Wisdom from C.V. Wedgwood
I'm nearing the end of C.V. Wedgwood's The Thirty Years War (hint: The Spanish fought the French, and the Germans lost.) The next time you're at a pub and someone leans over and says, "Say, friend, what do you think is the essential difference between the Middle Ages and the modern world?" you could do worse than to quote this paragraph of Wedgwood's:
© Peter Rozovsky 2014
"When lust and private interest gain the upper hand of disorganized society, the most religious of crusades must lose its sacred character, but the Thirty Years War lost what little spiritual meaning it had for other causes. `The great spiritual contest,' says Ranke, `had completed its operation on the minds of men.' The reason was not far to seek. While increasing preoccupation with natural science had opened up a new philosophy to the educated world, the tragic results of applied religion had discredited the Churches as the directors of the State.

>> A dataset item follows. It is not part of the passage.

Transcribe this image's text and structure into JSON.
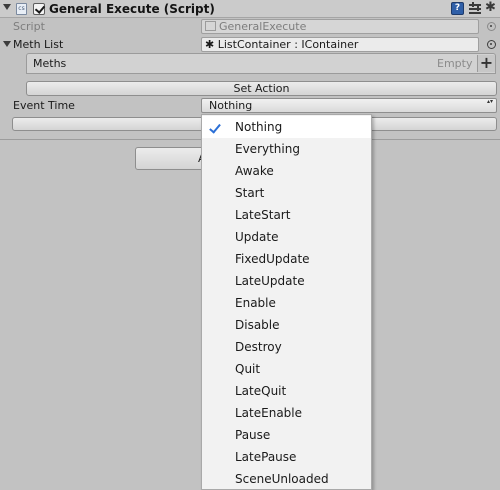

It was not that faith had grown less among the masses; even among the educated and speculative it still maintained a rigid hold, bit it had grown more personal, had become essentially a matter between the individual and the creator."Discuss.
© Peter Rozovsky 2014
Labels: C.V. Wedgwood, history
2 Comments:
Two observations:
Were I at a pub where someone asked me about the Middle Ages, I perhaps ought to rethink my watering holes.
Were I to respond to the hypothetical question with the long-winded though reasonable response, I should probably count of being quite alone in any future visits to the pub.
Still, though, you offer an interesting posting.
I was engaging in wistful fantasy, thought I did briefly discuss C.V. Wedgwood at Philadelphia's "press" club last week with a learned fellow member who is interested Central European history. It was so cool to be able to say, "Elector of Saxony" rather than, "Who's the douchebag smoking the cigars and playing the crap music?"
No, my interlocutor was not one of those obstreperous drunks who hold forth on some weighty subject, slurring his words, swaying all the while and threatening to fall off his stool without, alas, ever doing so.